Восемь работниц сидят, пьют молоко с булками, одна вяжет мелькают спицы, другая дремлет.

Николай Васильевич Гоголь родился двадцатого марта тысяча восемьсот девятого года в местечке Сорочинцы, Полтавской губернии, в семье помещика... начала я.

Похоже на экзамен, страшно только сначала, потом не страшно. Не надо было стараться втиснуть всю трагическую жизнь великого писателя и все его великое творчество в один обеденный перерыв. Это была ошибка.
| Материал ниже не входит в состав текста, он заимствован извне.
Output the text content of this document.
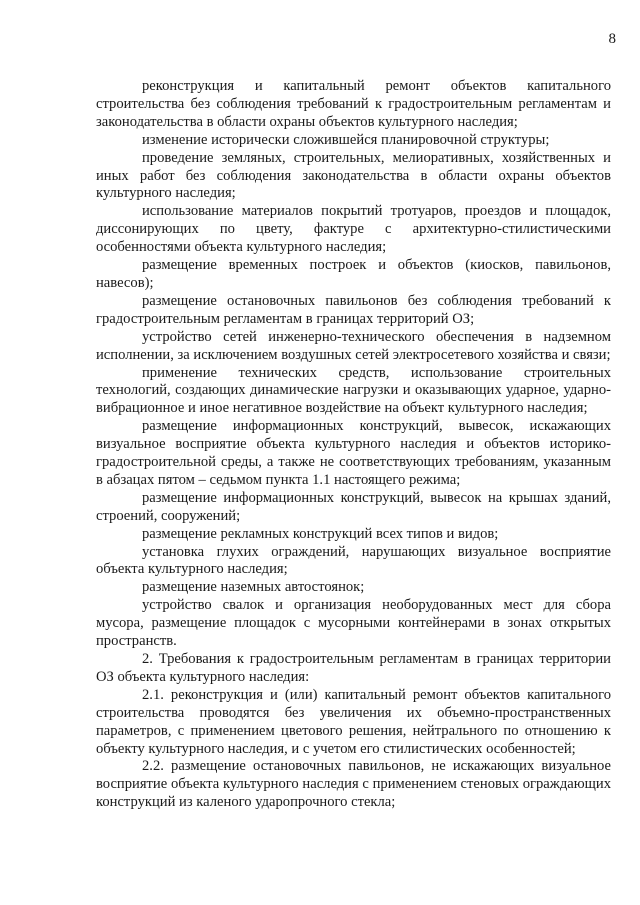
8

реконструкция и капитальный ремонт объектов капитального строительства без соблюдения требований к градостроительным регламентам и законодательства в области охраны объектов культурного наследия;

изменение исторически сложившейся планировочной структуры;

проведение земляных, строительных, мелиоративных, хозяйственных и иных работ без соблюдения законодательства в области охраны объектов культурного наследия;

использование материалов покрытий тротуаров, проездов и площадок, диссонирующих по цвету, фактуре с архитектурно-стилистическими особенностями объекта культурного наследия;

размещение временных построек и объектов (киосков, павильонов, навесов);

размещение остановочных павильонов без соблюдения требований к градостроительным регламентам в границах территорий ОЗ;

устройство сетей инженерно-технического обеспечения в надземном исполнении, за исключением воздушных сетей электросетевого хозяйства и связи;

применение технических средств, использование строительных технологий, создающих динамические нагрузки и оказывающих ударное, ударно-вибрационное и иное негативное воздействие на объект культурного наследия;

размещение информационных конструкций, вывесок, искажающих визуальное восприятие объекта культурного наследия и объектов историко-градостроительной среды, а также не соответствующих требованиям, указанным в абзацах пятом – седьмом пункта 1.1 настоящего режима;

размещение информационных конструкций, вывесок на крышах зданий, строений, сооружений;

размещение рекламных конструкций всех типов и видов;

установка глухих ограждений, нарушающих визуальное восприятие объекта культурного наследия;

размещение наземных автостоянок;

устройство свалок и организация необорудованных мест для сбора мусора, размещение площадок с мусорными контейнерами в зонах открытых пространств.

2. Требования к градостроительным регламентам в границах территории ОЗ объекта культурного наследия:

2.1. реконструкция и (или) капитальный ремонт объектов капитального строительства проводятся без увеличения их объемно-пространственных параметров, с применением цветового решения, нейтрального по отношению к объекту культурного наследия, и с учетом его стилистических особенностей;

2.2. размещение остановочных павильонов, не искажающих визуальное восприятие объекта культурного наследия с применением стеновых ограждающих конструкций из каленого ударопрочного стекла;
Только в самом конце я перевела дыхание и произнесла немного медленнее, дрожащим от волнения голосом:

Умер он в тысяча восемьсот пятьдесят втором году двадцать первого февраля. За десять дней до смерти он вторично сжег часть глав второго тома «Мертвых душ»...

И вытерла платком лоб, щеки и мокрые глаза.
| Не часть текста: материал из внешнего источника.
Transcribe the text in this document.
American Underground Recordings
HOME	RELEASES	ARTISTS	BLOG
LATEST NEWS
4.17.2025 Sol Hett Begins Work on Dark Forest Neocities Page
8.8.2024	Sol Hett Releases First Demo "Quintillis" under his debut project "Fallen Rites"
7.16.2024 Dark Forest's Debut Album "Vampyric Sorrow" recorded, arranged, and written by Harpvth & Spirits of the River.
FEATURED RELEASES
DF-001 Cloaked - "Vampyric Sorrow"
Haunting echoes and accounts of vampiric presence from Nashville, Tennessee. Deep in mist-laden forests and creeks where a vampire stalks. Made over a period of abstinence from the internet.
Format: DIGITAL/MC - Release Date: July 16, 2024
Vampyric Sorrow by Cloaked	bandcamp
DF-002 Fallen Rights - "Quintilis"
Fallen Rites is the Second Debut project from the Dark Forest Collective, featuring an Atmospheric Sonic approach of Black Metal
Им было его не жалко, наверно, но некоторые прослезились вместе со мной. Отчего, не знаю. Наверно, от того, что жил такой талантливый и несчастливый человек, от грустных мыслей о неизбежном конце и неизбежных страданиях, на чью бы долю они ни приходились.

Вопросов мне не задавали, одна женщина только спросила, как меня зовут и сколько мне лет. Обеденный перерыв кончился, все заторопились.

Женщина-культработник отметила мою путевку, записала там: «Слушатели остались довольны и благодарны» — и повела показывать завод. В каждом цехе угощали, глазированные сырки были поразительной свежести, пахнущие ванилью и покрытые тонкой сладкой коричневой корочкой.

Потом я перестала бояться слушателей, когда прочитала много лекций в разных аудиториях.

...В ту весну я не отказывалась от самых трудных и невыгодных лекций, ездила в Лугу, в Зеленогорск, в пионерлагеря, в военные лагеря, в самые отдаленные места, которые полагалось обслуживать областному лекционному бюро, но почему-то обслуживало наше, городское, а в нашем их обслуживала я.

Была какая-то странная закономерность в том, что чем больше я читала эти лекции, тем больше их надо было еще читать. Бывало две в день, и в разных концах города. Я носилась с лекции на лекции, позабыв про университет, шепча в троллейбусе эффектные фразы, ударные концовки, повторяя даты.

Чем-то я стала похожа на своего маленького начальника, моего однофамильца, озабоченного, усталого человека с лысой головой и запавшими, всегда красными глазами. Его нервозность и замученность были очевидны. А между тем это был добрый человек, который всем хотел делать хорошее. Ему было трудно, ибо его подопечные желали получать только самые лучшие путевки, какими в нашем учреждении считались путевки в десятые классы школ, расположенных в центре города. Были и другие любимые объекты, были терпимые, а были такие, которые никто не хотел брать, главным образом из-за того, что далеко ехать. Были лекторы, которые очень нуждались в работе, а иным это было не так важно. Наконец, и сами лекторы были разные. Одних любили, других не особенно. Были самые настоящие любимцы публики, на них приходили персональные заявки. А некоторых просили больше не присылать. Словом, мой бедный однофамилец должен был крутиться. А был он человек мягкий, не умел никому отказывать, на него надо было только немного нажать, и он все делал, что у него просили, и отдавал то, что имел.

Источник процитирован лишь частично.